Grammarians push Standard English at the expense of other forms, he asserts. It's an elitist view that ignores, for example, Americanisms and all the different ways of communicating online. Context and appropriateness are what really matter, Crystal believes.
The proliferation of different forms of writing can create a dilemma - to stick with formal grammar or relax one's guard.
Financial Times columnist Simon Kuper wrote recently that he'd stopped using commas in text messages, external. Moral panic over grammar has been around since at least AD63, according to Columbia University linguist John McWhorter. And yet, the opposite trend is at work, Kuper argues, with social media promoting more memorable, pithy writing.
People have a tendency to believe that they're in the right on grammar; it is other people who let the side down.
"We may tend to feel that we select and organise words deliberately and adroitly," says Henry Hitchings, author of the Language Wars, "and we may therefore be unsettled by other people using language less selectively, felicitously and crisply."
Grammar is connected to values in people's minds. "Grammar peevers" in projects such as the Apostrophe Protection Society see "a connection between secure syntax and moral excellence", Hitchings argues. "There's a feeling that if we can maintain grammatical order we can maintain other kinds of order."
Or is it just a handy shortcut? People make judgements about each other all the time for superficial reasons. Basing such assessments on use of language is fairer than the alternative, says Times columnist Hannah Betts.
"I'd never dream of ruling anyone out because of trivia such as their job, accent, class, or the like. However, grammar and spelling are absolute deal-breakers. I'm a stickler for apostrophes, the correct use of 'less' and 'fewer' and terms such as hoi polloi - so often blunderingly confused with its opposite."
One has to be careful, cautions Patrick Wilson, founder of the Tutor Crowd, which works with young people. "There's a danger people can be too judgemental."
He, like many of his students, used to struggle at school with grammar and spelling. "Knowing when to use a semi-colon is not a determinant of intelligence. It's a determinant of whether you can follow rules."
The split infinitive is the most celebrated of grammar conundrums.
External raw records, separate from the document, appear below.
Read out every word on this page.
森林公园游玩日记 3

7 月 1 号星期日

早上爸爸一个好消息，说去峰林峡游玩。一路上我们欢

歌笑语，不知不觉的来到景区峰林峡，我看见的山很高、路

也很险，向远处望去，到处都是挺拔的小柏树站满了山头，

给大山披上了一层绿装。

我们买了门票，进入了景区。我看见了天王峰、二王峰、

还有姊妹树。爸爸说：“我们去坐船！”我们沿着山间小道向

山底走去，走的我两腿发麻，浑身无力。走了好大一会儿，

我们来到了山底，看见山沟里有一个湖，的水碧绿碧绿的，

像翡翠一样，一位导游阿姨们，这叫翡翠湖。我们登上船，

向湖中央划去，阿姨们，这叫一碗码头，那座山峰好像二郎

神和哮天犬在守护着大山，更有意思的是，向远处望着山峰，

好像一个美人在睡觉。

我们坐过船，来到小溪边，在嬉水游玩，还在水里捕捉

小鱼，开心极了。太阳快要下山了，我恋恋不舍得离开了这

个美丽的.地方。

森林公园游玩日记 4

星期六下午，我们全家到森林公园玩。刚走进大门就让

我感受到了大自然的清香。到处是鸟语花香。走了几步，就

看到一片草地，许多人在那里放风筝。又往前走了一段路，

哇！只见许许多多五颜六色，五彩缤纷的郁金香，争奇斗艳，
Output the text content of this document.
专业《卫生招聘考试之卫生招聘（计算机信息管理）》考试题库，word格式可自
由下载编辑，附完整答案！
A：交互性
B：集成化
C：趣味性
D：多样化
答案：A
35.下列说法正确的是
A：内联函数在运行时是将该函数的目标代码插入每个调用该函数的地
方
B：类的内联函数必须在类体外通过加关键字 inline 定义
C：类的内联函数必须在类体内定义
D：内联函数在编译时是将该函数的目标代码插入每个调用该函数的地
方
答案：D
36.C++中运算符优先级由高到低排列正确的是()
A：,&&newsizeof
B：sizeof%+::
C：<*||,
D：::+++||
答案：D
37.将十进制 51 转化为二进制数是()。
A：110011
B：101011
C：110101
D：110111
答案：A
Henry Fowler, author of the Dictionary of Modern English Usage, published in 1926, summed up the debate as follows.
"The English-speaking world may be divided into (1) those who neither know nor care what a split infinitive is; (2) those who do not know, but care very much; (3) those who know and condemn; (4) those who know and approve; and (5) those who know and distinguish. Those who neither know nor care are the vast majority, and are a happy folk, to be envied by the minority classes."
Grammar is provocative. But perhaps it's an itch that English speakers need to scratch.